# Thread: Sum of log(i) up to n = O(nlogn)

1. ## Sum of log(i) up to n = O(nlogn)

First, I apologize if this is in the wrong section.

How do I go about demonstrating that the sum of log(i) from i up to n [eg. log(1) + log(2)... + log(n)] = O(n*logn)? That's Big-Oh notation. Any help/tips would be appreciated as I can't think where to start.

2. $\text{log}(1)+\text{log}(2)+\cdots+\text{log}(n) \le \text{log}(n)+\text{log}(n)+\cdots+\text{log}(n)=n \text{log}(n)$ for all $n \ge 1$.

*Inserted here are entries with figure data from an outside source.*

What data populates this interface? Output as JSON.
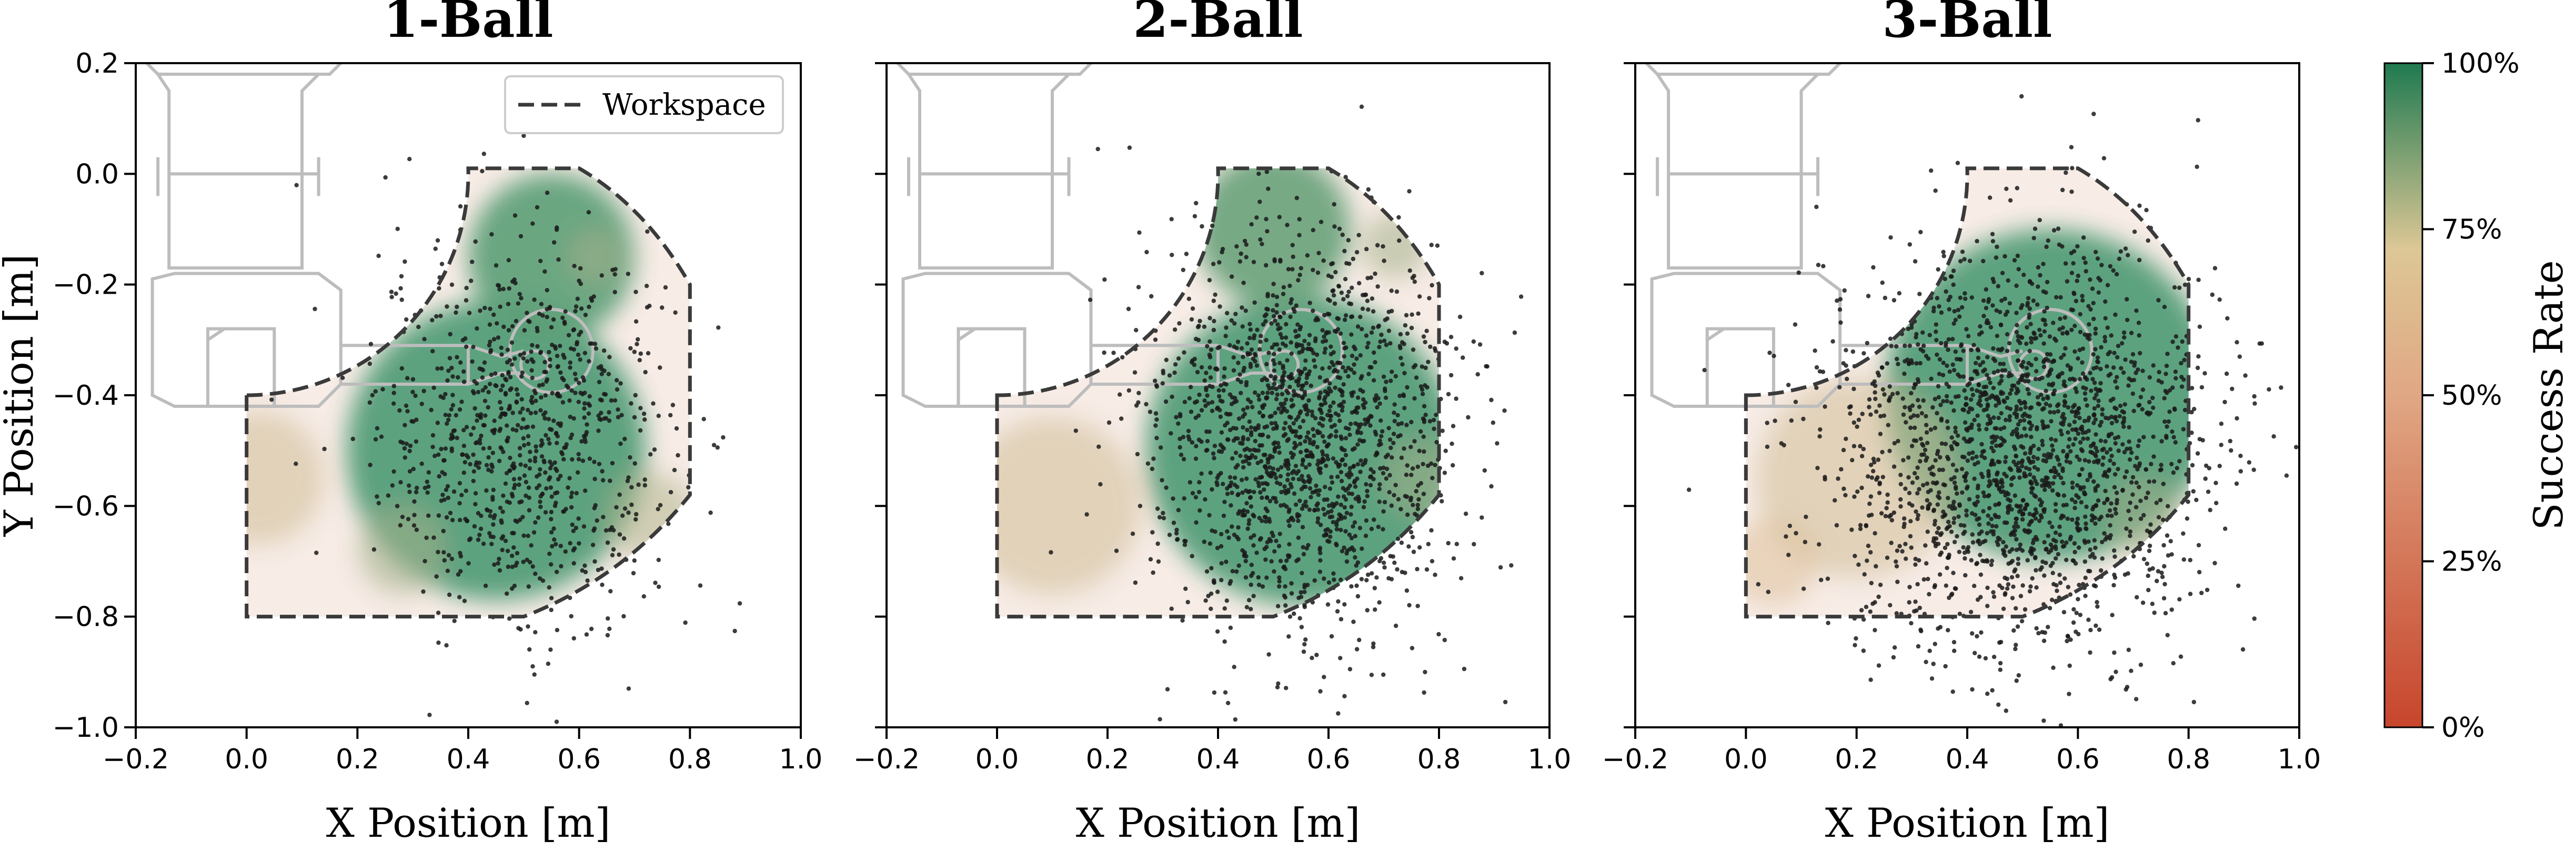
{
  "chart_data": [
    {
      "type": "scatter",
      "title": "1-Ball",
      "xlabel": "X Position [m]",
      "ylabel": "Y Position [m]",
      "xlim": [
        -0.2,
        1.0
      ],
      "ylim": [
        -1.0,
        0.2
      ],
      "xticks": [
        "−0.2",
        "0.0",
        "0.2",
        "0.4",
        "0.6",
        "0.8",
        "1.0"
      ],
      "yticks": [
        "−1.0",
        "−0.8",
        "−0.6",
        "−0.4",
        "−0.2",
        "0.0",
        "0.2"
      ],
      "legend": {
        "label": "Workspace",
        "placement": "top-right"
      },
      "points": {
        "n": 900,
        "cx": 0.5,
        "cy": -0.47,
        "sx": 0.13,
        "sy": 0.17
      },
      "success_blobs": [
        {
          "x": 0.45,
          "y": -0.5,
          "r": 0.27,
          "v": 1.0
        },
        {
          "x": 0.55,
          "y": -0.15,
          "r": 0.15,
          "v": 0.95
        },
        {
          "x": 0.02,
          "y": -0.55,
          "r": 0.12,
          "v": 0.55
        },
        {
          "x": 0.28,
          "y": -0.68,
          "r": 0.08,
          "v": 0.7
        },
        {
          "x": 0.73,
          "y": -0.62,
          "r": 0.08,
          "v": 0.65
        },
        {
          "x": 0.63,
          "y": -0.15,
          "r": 0.05,
          "v": 0.7
        }
      ]
    },
    {
      "type": "scatter",
      "title": "2-Ball",
      "xlabel": "X Position [m]",
      "ylabel": "",
      "xlim": [
        -0.2,
        1.0
      ],
      "ylim": [
        -1.0,
        0.2
      ],
      "xticks": [
        "−0.2",
        "0.0",
        "0.2",
        "0.4",
        "0.6",
        "0.8",
        "1.0"
      ],
      "yticks": [],
      "points": {
        "n": 1600,
        "cx": 0.55,
        "cy": -0.47,
        "sx": 0.14,
        "sy": 0.18
      },
      "success_blobs": [
        {
          "x": 0.55,
          "y": -0.5,
          "r": 0.28,
          "v": 1.0
        },
        {
          "x": 0.5,
          "y": -0.1,
          "r": 0.14,
          "v": 0.9
        },
        {
          "x": 0.1,
          "y": -0.6,
          "r": 0.16,
          "v": 0.55
        },
        {
          "x": 0.77,
          "y": -0.55,
          "r": 0.07,
          "v": 0.7
        },
        {
          "x": 0.72,
          "y": -0.13,
          "r": 0.06,
          "v": 0.7
        }
      ]
    },
    {
      "type": "scatter",
      "title": "3-Ball",
      "xlabel": "X Position [m]",
      "ylabel": "",
      "xlim": [
        -0.2,
        1.0
      ],
      "ylim": [
        -1.0,
        0.2
      ],
      "xticks": [
        "−0.2",
        "0.0",
        "0.2",
        "0.4",
        "0.6",
        "0.8",
        "1.0"
      ],
      "yticks": [],
      "points": {
        "n": 2000,
        "cx": 0.5,
        "cy": -0.5,
        "sx": 0.17,
        "sy": 0.19
      },
      "success_blobs": [
        {
          "x": 0.55,
          "y": -0.4,
          "r": 0.3,
          "v": 1.0
        },
        {
          "x": 0.2,
          "y": -0.55,
          "r": 0.18,
          "v": 0.55
        },
        {
          "x": 0.05,
          "y": -0.7,
          "r": 0.08,
          "v": 0.5
        },
        {
          "x": 0.72,
          "y": -0.62,
          "r": 0.07,
          "v": 0.7
        }
      ]
    }
  ],
  "colorbar": {
    "label": "Success Rate",
    "ticks": [
      "0%",
      "25%",
      "50%",
      "75%",
      "100%"
    ],
    "colors": [
      "#c7452c",
      "#d9b88c",
      "#2e8b5e"
    ]
  }
}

3. ## Wondering around the solution

Any other tips ?
I do not want the solution but I am still searching hard

4. Originally Posted by euloiix
Any other tips ?
I do not want the solution but I am still searching hard
$\log(1)+\log(2)+\cdots+\log(n)=\log(n!)=\ldots$

and use Sterling's Approximation for n!: $\scriptstyle n!\simeq \sqrt{2\pi n}\left(\frac{n}{e}\right)^n$, for $\scriptstyle n\to \infty$. - But Black's solution, to me, seems much better.

5. ## Question

But it seems that I misunderstood. Are you able to conclude direcly from Black's proposition ?

Can you pass the equivalence to x-> infinity ? I have not done math for a long time but I remember it is not always such a basic thing to do.

6. Originally Posted by euloiix
But it seems that I misunderstood. Are you able to conclude direcly from Black's proposition ?
Yes, and easily at that. You need to make sure you understand what you need to show in order to prove that

$\sum_{k=1}^n \log(n) = O(n\log n)$

Black has shown that

$0\leq \sum_{k=1}^n\log(k) \leq n\log(n)$

From this you get that

$\left|\sum_{k=1}^n\log(k)\right|\leq C\cdot n\log(n)$

for $n\to \infty$, and with C=1, actually.

You really should look up the definition of Landau's Big-Oh notation, and preferably reproduce it without cheating on a white sheet of paper some time later. Definitions are very important in mathematics: without knowing them (or at the very least looking them up) you cannot hope to find the answer to an exercise like this.

7. ## Solved

Thank you for your help. It seems so obvious once you get every steps of reasonning. You have been really helpful.